Sara Payne, who worked closely with the Sunday paper to campaign for better child protection laws, previously said she had not been told she was a victim of phone hacking.
But her friend Shy Keenan confirmed today that Scotland Yard has since informed her that her contact details were found on a list compiled by private detective Glenn Mulcaire.
Ms Payne was "absolutely devastated" when the news was broken to her by officers from Operation Weeting, as the Metropolitan Police's phone hacking inquiry is known, her child welfare group, The Phoenix Chief Advocates, said.
She became a tireless campaigner on child abuse issues after her eight-year-old daughter was murdered by paedophile Roy Whiting in 2000.
The Phoenix Chief Advocates - run by Ms Payne, Ms Keenan and Fiona Crook - said in a statement: "Whilst it was previously confirmed by Operation Weeting that Sara Payne's name was not on private investigator Glenn Mulcaire's list, it has now been confirmed by the Operation Weeting that Sara's details are on his list.
"Sara is absolutely devastated by this news, we're all deeply disappointed and are just working to get her through it.
"Sara will continue to work with the proper authorities regarding this matter."
It has been suggested that the evidence found in Mulcaire's files relates to a phone given to Ms Payne by former News of the World editor Rebekah Brooks as a gift so she could contact her supporters, The Guardian reported today.
Ms Payne wrote a column for the final issue of the News of the World on July 10 after it was closed amid growing political and commercial pressure over the phone hacking scandal.
Describing the paper as "an old friend", she described how it became a driving force behind her campaign for a "Sarah's law" to give parents the right to find out if people with access to their children are sex offenders.
She wrote: "We did not meet under the best of circumstances.

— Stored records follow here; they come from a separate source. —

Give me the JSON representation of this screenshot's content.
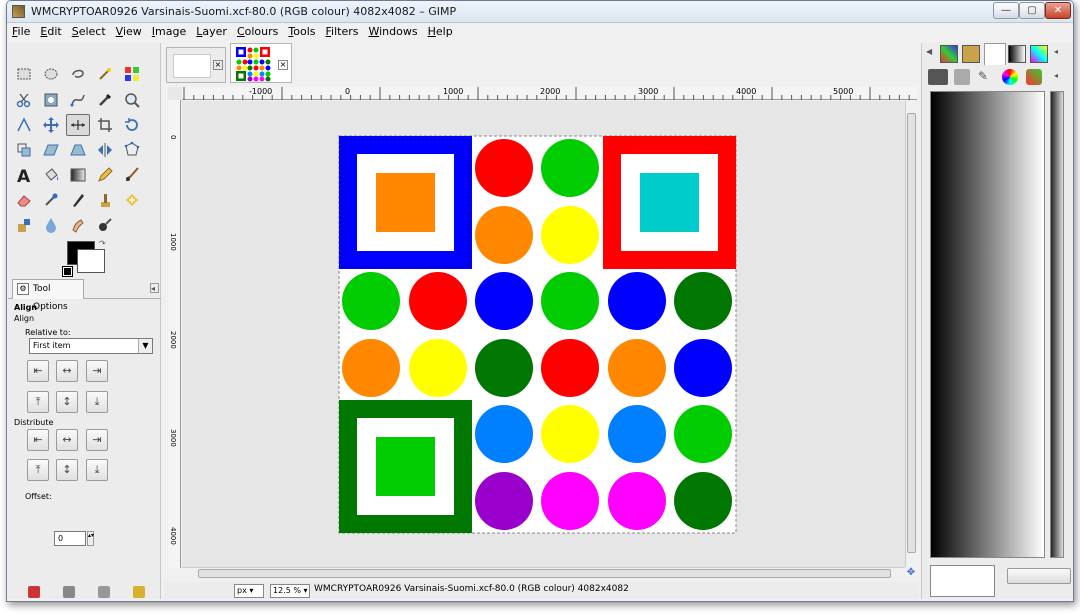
{
  "window": {
    "title": "WMCRYPTOAR0926 Varsinais-Suomi.xcf-80.0 (RGB colour) 4082x4082 – GIMP",
    "controls": [
      "—",
      "▢",
      "✕"
    ]
  },
  "menu": [
    "File",
    "Edit",
    "Select",
    "View",
    "Image",
    "Layer",
    "Colours",
    "Tools",
    "Filters",
    "Windows",
    "Help"
  ],
  "tool_options": {
    "tab_label": "Tool Options",
    "tool_name": "Align",
    "section": "Align",
    "relative_label": "Relative to:",
    "relative_value": "First item",
    "distribute_label": "Distribute",
    "offset_label": "Offset:",
    "offset_value": "0"
  },
  "ruler": {
    "h_labels": [
      "-1000",
      "0",
      "1000",
      "2000",
      "3000",
      "4000",
      "5000"
    ],
    "v_labels": [
      "0",
      "1000",
      "2000",
      "3000",
      "4000"
    ]
  },
  "status": {
    "unit": "px",
    "zoom": "12.5 %",
    "text": "WMCRYPTOAR0926 Varsinais-Suomi.xcf-80.0 (RGB colour) 4082x4082"
  },
  "artwork": {
    "colors": {
      "blue": "#0000ff",
      "red": "#ff0000",
      "green": "#00cc00",
      "darkgreen": "#007700",
      "orange": "#ff8800",
      "yellow": "#ffff00",
      "cyan": "#00cccc",
      "skyblue": "#0080ff",
      "purple": "#9900cc",
      "magenta": "#ff00ff"
    }
  }
}
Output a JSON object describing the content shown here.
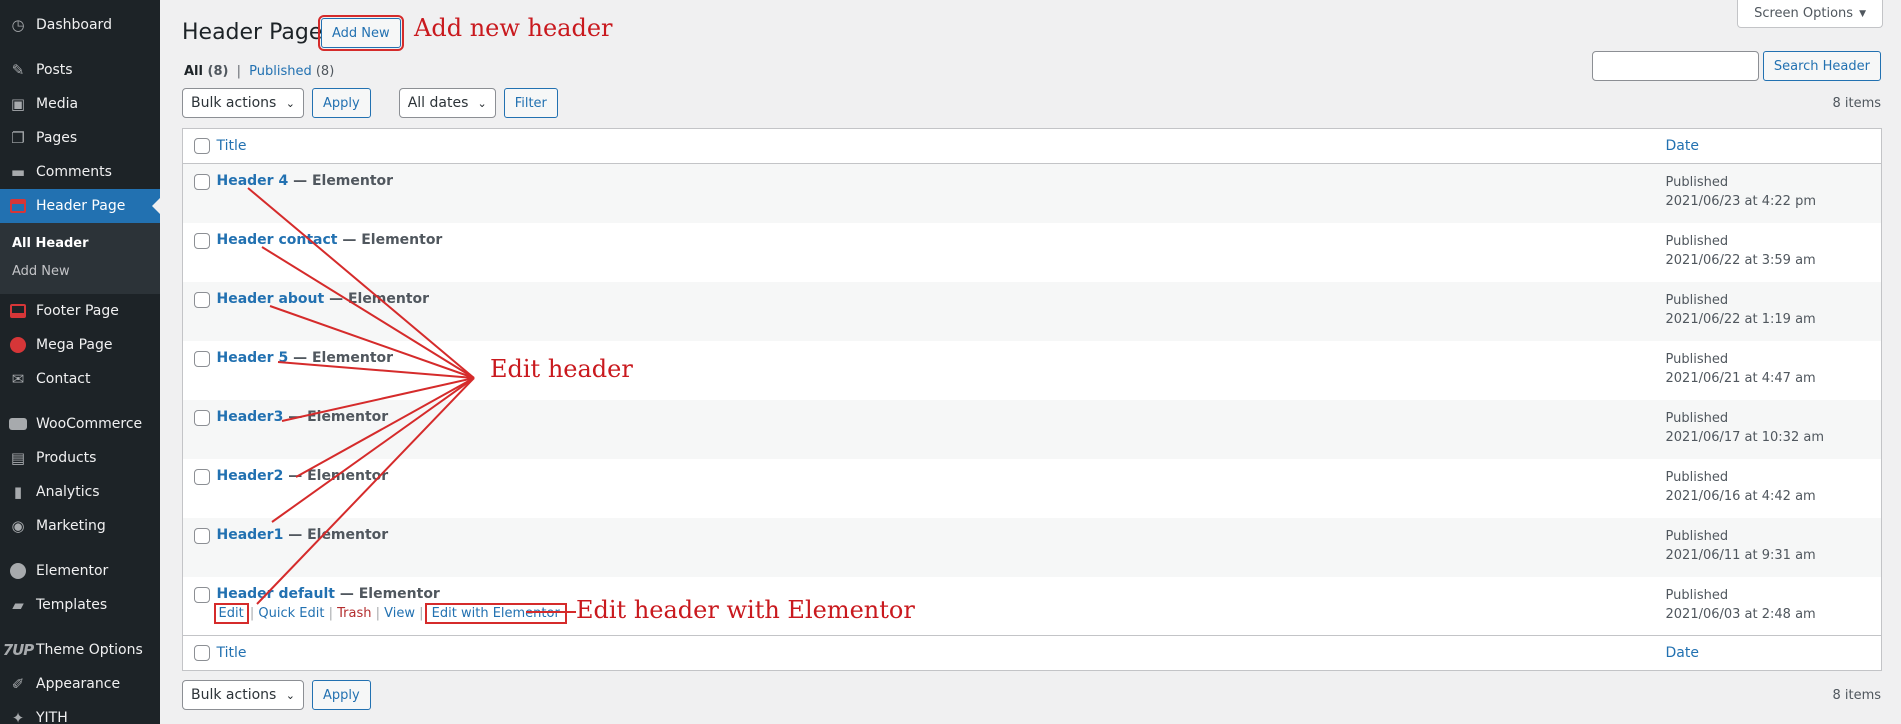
{
  "sidebar": {
    "items": [
      {
        "label": "Dashboard",
        "icon": "dashboard-icon"
      },
      {
        "label": "Posts",
        "icon": "pin-icon"
      },
      {
        "label": "Media",
        "icon": "media-icon"
      },
      {
        "label": "Pages",
        "icon": "pages-icon"
      },
      {
        "label": "Comments",
        "icon": "comments-icon"
      },
      {
        "label": "Header Page",
        "icon": "header-page-icon"
      },
      {
        "label": "Footer Page",
        "icon": "footer-page-icon"
      },
      {
        "label": "Mega Page",
        "icon": "mega-page-icon"
      },
      {
        "label": "Contact",
        "icon": "mail-icon"
      },
      {
        "label": "WooCommerce",
        "icon": "woocommerce-icon"
      },
      {
        "label": "Products",
        "icon": "archive-icon"
      },
      {
        "label": "Analytics",
        "icon": "bar-chart-icon"
      },
      {
        "label": "Marketing",
        "icon": "megaphone-icon"
      },
      {
        "label": "Elementor",
        "icon": "elementor-icon"
      },
      {
        "label": "Templates",
        "icon": "folder-icon"
      },
      {
        "label": "Theme Options",
        "icon": "7up-logo-icon",
        "logo_text": "7UP"
      },
      {
        "label": "Appearance",
        "icon": "brush-icon"
      },
      {
        "label": "YITH",
        "icon": "yith-icon"
      }
    ],
    "submenu": [
      {
        "label": "All Header"
      },
      {
        "label": "Add New"
      }
    ]
  },
  "header": {
    "title": "Header Page",
    "add_new": "Add New",
    "screen_options": "Screen Options"
  },
  "views": {
    "all": "All",
    "all_count": "(8)",
    "sep": "|",
    "published": "Published",
    "published_count": "(8)"
  },
  "search": {
    "button": "Search Header",
    "placeholder": ""
  },
  "tablenav": {
    "bulk_actions": "Bulk actions",
    "apply": "Apply",
    "all_dates": "All dates",
    "filter": "Filter",
    "items_count": "8 items"
  },
  "table": {
    "col_title": "Title",
    "col_date": "Date",
    "rows": [
      {
        "title": "Header 4",
        "suffix": " — Elementor",
        "status": "Published",
        "date": "2021/06/23 at 4:22 pm"
      },
      {
        "title": "Header contact",
        "suffix": " — Elementor",
        "status": "Published",
        "date": "2021/06/22 at 3:59 am"
      },
      {
        "title": "Header about",
        "suffix": " — Elementor",
        "status": "Published",
        "date": "2021/06/22 at 1:19 am"
      },
      {
        "title": "Header 5",
        "suffix": " — Elementor",
        "status": "Published",
        "date": "2021/06/21 at 4:47 am"
      },
      {
        "title": "Header3",
        "suffix": " — Elementor",
        "status": "Published",
        "date": "2021/06/17 at 10:32 am"
      },
      {
        "title": "Header2",
        "suffix": " — Elementor",
        "status": "Published",
        "date": "2021/06/16 at 4:42 am"
      },
      {
        "title": "Header1",
        "suffix": " — Elementor",
        "status": "Published",
        "date": "2021/06/11 at 9:31 am"
      },
      {
        "title": "Header default",
        "suffix": " — Elementor",
        "status": "Published",
        "date": "2021/06/03 at 2:48 am"
      }
    ],
    "row_actions": {
      "edit": "Edit",
      "quick_edit": "Quick Edit",
      "trash": "Trash",
      "view": "View",
      "edit_elementor": "Edit with Elementor",
      "sep": "|"
    }
  },
  "annotations": {
    "add_new_header": "Add new header",
    "edit_header": "Edit header",
    "edit_with_elementor": "Edit header with Elementor",
    "color": "#c9191e"
  },
  "colors": {
    "accent": "#2271b1",
    "sidebar_bg": "#1d2327",
    "annotation": "#d52b2b"
  }
}
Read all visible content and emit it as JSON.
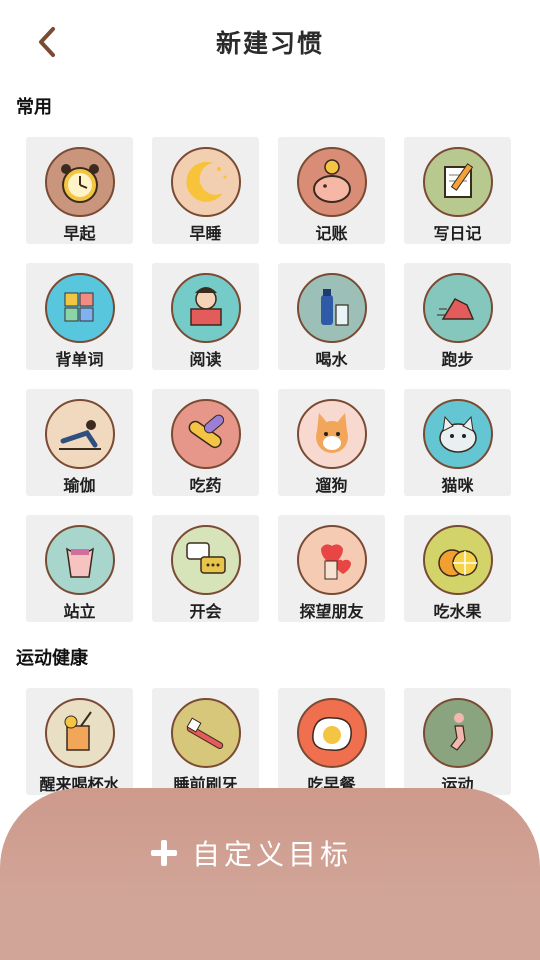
{
  "header": {
    "title": "新建习惯"
  },
  "sections": [
    {
      "title": "常用",
      "items": [
        {
          "label": "早起",
          "icon": "alarm-clock-icon",
          "bg": "#c9957d"
        },
        {
          "label": "早睡",
          "icon": "moon-icon",
          "bg": "#f2cfb0"
        },
        {
          "label": "记账",
          "icon": "piggy-bank-icon",
          "bg": "#d98c76"
        },
        {
          "label": "写日记",
          "icon": "notebook-pencil-icon",
          "bg": "#b7c98f"
        },
        {
          "label": "背单词",
          "icon": "abc-blocks-icon",
          "bg": "#58c6dd"
        },
        {
          "label": "阅读",
          "icon": "reading-person-icon",
          "bg": "#74cbc7"
        },
        {
          "label": "喝水",
          "icon": "water-bottle-icon",
          "bg": "#9cc0b7"
        },
        {
          "label": "跑步",
          "icon": "running-shoe-icon",
          "bg": "#85c7bd"
        },
        {
          "label": "瑜伽",
          "icon": "yoga-icon",
          "bg": "#f0d9bf"
        },
        {
          "label": "吃药",
          "icon": "pill-icon",
          "bg": "#e7978a"
        },
        {
          "label": "遛狗",
          "icon": "dog-icon",
          "bg": "#f7d9cf"
        },
        {
          "label": "猫咪",
          "icon": "cat-icon",
          "bg": "#63c6d2"
        },
        {
          "label": "站立",
          "icon": "standing-body-icon",
          "bg": "#a8d5cc"
        },
        {
          "label": "开会",
          "icon": "chat-bubbles-icon",
          "bg": "#d7e3b9"
        },
        {
          "label": "探望朋友",
          "icon": "heart-balloon-icon",
          "bg": "#f6cbb3"
        },
        {
          "label": "吃水果",
          "icon": "citrus-fruit-icon",
          "bg": "#d2d46a"
        }
      ]
    },
    {
      "title": "运动健康",
      "items": [
        {
          "label": "醒来喝杯水",
          "icon": "drink-cup-icon",
          "bg": "#e8dfc4"
        },
        {
          "label": "睡前刷牙",
          "icon": "toothbrush-icon",
          "bg": "#d7c77a"
        },
        {
          "label": "吃早餐",
          "icon": "fried-egg-icon",
          "bg": "#ef6f4e"
        },
        {
          "label": "运动",
          "icon": "exercise-person-icon",
          "bg": "#8aa47f"
        }
      ]
    }
  ],
  "custom_goal": {
    "label": "自定义目标"
  },
  "colors": {
    "sheet": "#d1a699",
    "tile": "#efefef",
    "accent_border": "#7a4b34"
  }
}
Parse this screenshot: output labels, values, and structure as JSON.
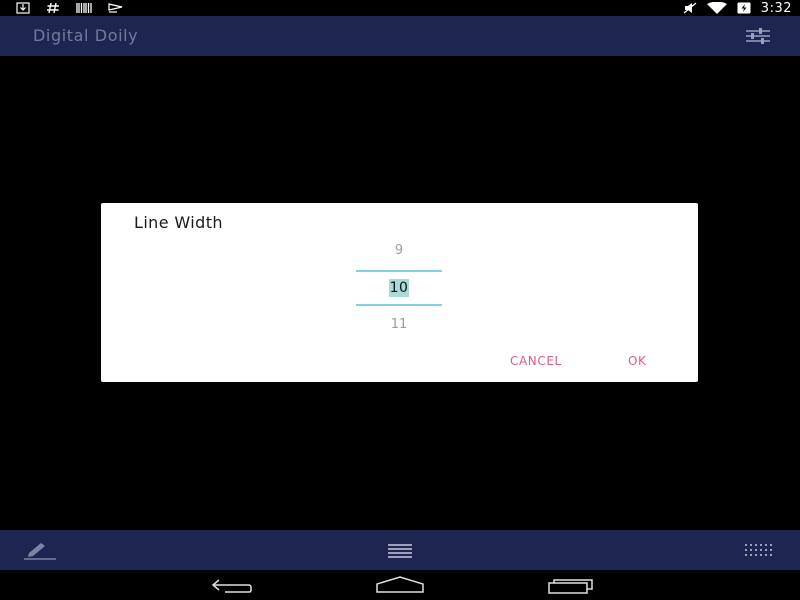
{
  "status_bar": {
    "time": "3:32",
    "left_icons": [
      "download-icon",
      "hash-icon",
      "barcode-icon",
      "sync-icon"
    ],
    "right_icons": [
      "mute-icon",
      "wifi-icon",
      "battery-charging-icon"
    ]
  },
  "app_bar": {
    "title": "Digital Doily",
    "menu_icon": "sliders-icon"
  },
  "dialog": {
    "title": "Line Width",
    "picker": {
      "previous": "9",
      "current": "10",
      "next": "11"
    },
    "cancel_label": "CANCEL",
    "ok_label": "OK"
  },
  "bottom_toolbar": {
    "icons": [
      "pencil-icon",
      "menu-lines-icon",
      "grid-dots-icon"
    ]
  },
  "nav_bar": {
    "icons": [
      "back-icon",
      "home-icon",
      "recents-icon"
    ]
  },
  "colors": {
    "app_bar_bg": "#1c2650",
    "title_text": "#737b98",
    "accent": "#e05a8c",
    "picker_divider": "#80d0e6",
    "picker_highlight": "#a6dcd6"
  }
}
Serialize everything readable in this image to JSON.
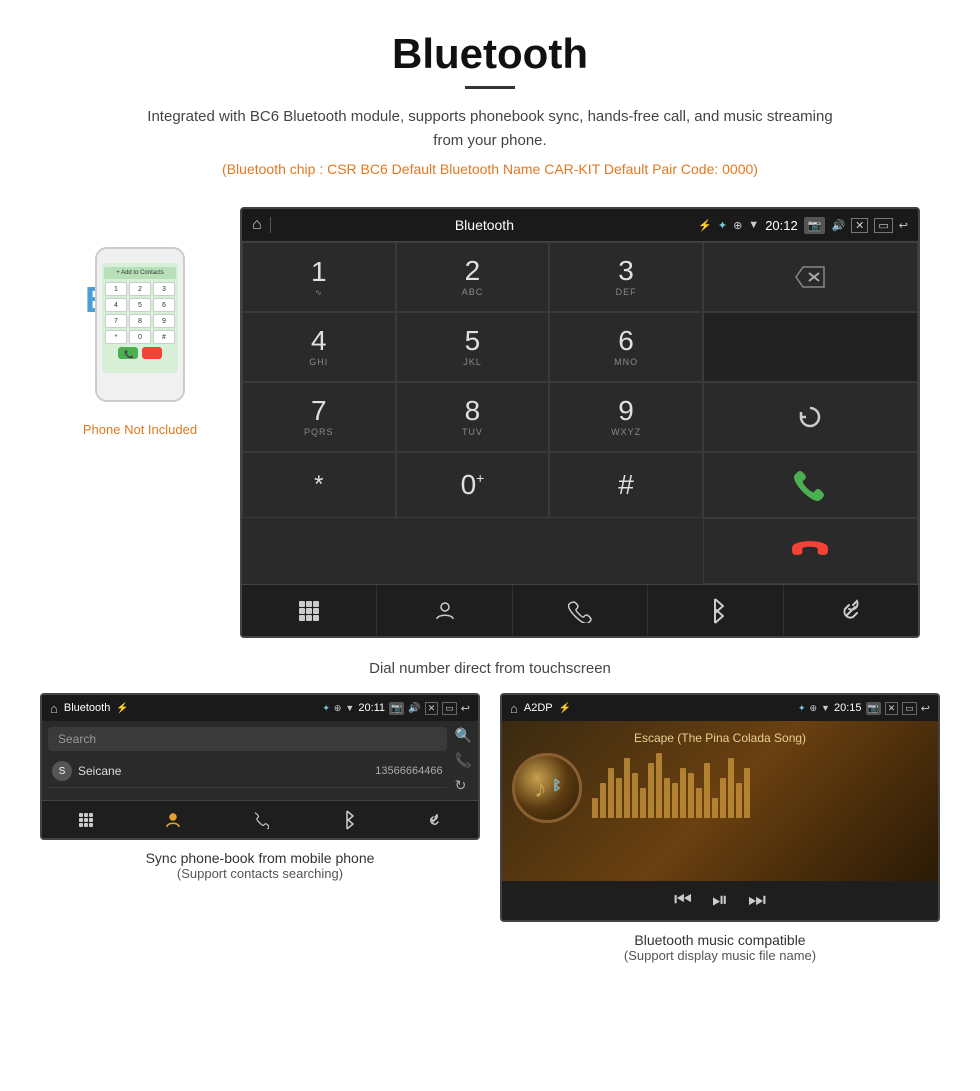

In fact, it was the worst, most horrendous time in my life. But from that moment on the News of the World and more importantly the people there became my very good and trusted friends.
"And like all good friends they have stuck with me through the good and the bad and helped me through both."
The revelation that Ms Payne's phone may have been hacked follows allegations that the News of the World illegally accessed the voicemails of murdered schoolgirl Milly Dowler, 7/7 victims' relatives and grieving military families.
As well as resulting in the closure of the paper, the scandal has led to the resignations of Ms Brooks, two of Britain's most senior police officers and Les Hinton, one of Rupert Murdoch's most trusted lieutenants.
Ms Brooks said the latest allegations were "abhorrent" and "particularly upsetting" because Ms Payne was a "dear friend".
She said in a statement: "For the benefit of the campaign for Sarah's Law, the News of the World have provided Sara with a mobile telephone for the last 11 years. It was not a personal gift.
"The idea that anyone on the newspaper knew that Sara or the campaign team were targeted by Mr Mulcaire is unthinkable. The idea of her being targeted is beyond my comprehension.
"It is imperative for Sara and the other victims of crime that these allegations are investigated and those culpable brought to justice."